— Не совсем, я была задрапирована. Но родители все равно… В общем, это был не самый лучший день в моей жизни.
Я тихонько прыскаю в ладонь. Это вовсе не смешно, но не могу сдержаться.
— Так они увидели тебя… Твои…
— Дело кончилось истерикой, — хмыкает она. — В общем, даже забавно, хотя и печально. Его родители тоже чертовски рассердились. Он готовился стать юристом, хотя какой из него юрист? Это же хаос, а не человек. Ему бы рисовать ночами напролет, пить вино, курить дешевые папиросы и гасить окурки о палитру. Да и я была не лучше. Торчала у него в мастерской сутками. Точнее, в сарае у его родителей. Я звала его Винсентом в честь Ван Гога. А он меня Мейбл.
— Почему Мейбл? — удивляюсь я.
— Их служанку звали Мейбл. Я как-то сказала, что никогда не слышала более ужасного и уродливого имени и надо бы заставить ее выбрать другое, получше. Так он сразу стал звать меня Мейбл. Вот такой премерзкий тип.
Тон у нее шутливый, но глаза грустные.
— Ты его… — начинаю я и замолкаю, смущенная. — Я хотела спросить, ты его очень любила?
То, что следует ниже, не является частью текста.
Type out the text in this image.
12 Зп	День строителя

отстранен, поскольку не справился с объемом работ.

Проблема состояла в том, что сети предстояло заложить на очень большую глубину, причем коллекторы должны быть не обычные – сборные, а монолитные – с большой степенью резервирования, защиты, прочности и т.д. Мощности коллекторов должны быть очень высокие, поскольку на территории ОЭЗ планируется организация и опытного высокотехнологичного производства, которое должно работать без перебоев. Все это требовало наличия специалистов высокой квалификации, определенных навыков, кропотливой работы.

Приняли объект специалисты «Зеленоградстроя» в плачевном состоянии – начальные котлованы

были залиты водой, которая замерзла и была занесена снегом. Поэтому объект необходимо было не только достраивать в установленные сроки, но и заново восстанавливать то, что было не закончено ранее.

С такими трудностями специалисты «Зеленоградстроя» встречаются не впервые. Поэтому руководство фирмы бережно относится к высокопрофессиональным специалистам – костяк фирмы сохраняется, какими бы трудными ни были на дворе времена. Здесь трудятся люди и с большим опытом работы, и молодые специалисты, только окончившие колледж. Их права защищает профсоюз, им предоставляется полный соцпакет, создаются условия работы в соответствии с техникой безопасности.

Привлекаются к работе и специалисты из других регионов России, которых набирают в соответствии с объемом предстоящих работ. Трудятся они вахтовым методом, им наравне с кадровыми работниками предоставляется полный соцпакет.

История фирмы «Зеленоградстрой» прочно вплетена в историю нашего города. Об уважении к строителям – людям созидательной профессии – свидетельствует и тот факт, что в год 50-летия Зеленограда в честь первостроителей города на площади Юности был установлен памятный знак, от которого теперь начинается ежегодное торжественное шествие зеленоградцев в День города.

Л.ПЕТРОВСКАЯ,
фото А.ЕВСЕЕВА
Сэди погружена в свои мысли.
— Когда все засыпали, я открывала окно и спускалась по плющу, — говорит она мечтательно. — После того как нас застукали, все изменилось. Его отослали во Францию к дядюшке «на исправление». Как будто это могло отвадить его от живописи.
— Как его звали?
— Стивен Неттлтон, — с трудом выдыхает Сэди. — Я не произносила это имя вслух… семьдесят лет.
Семьдесят лет.
— И что было потом?
— Мы больше никогда не виделись, никогда.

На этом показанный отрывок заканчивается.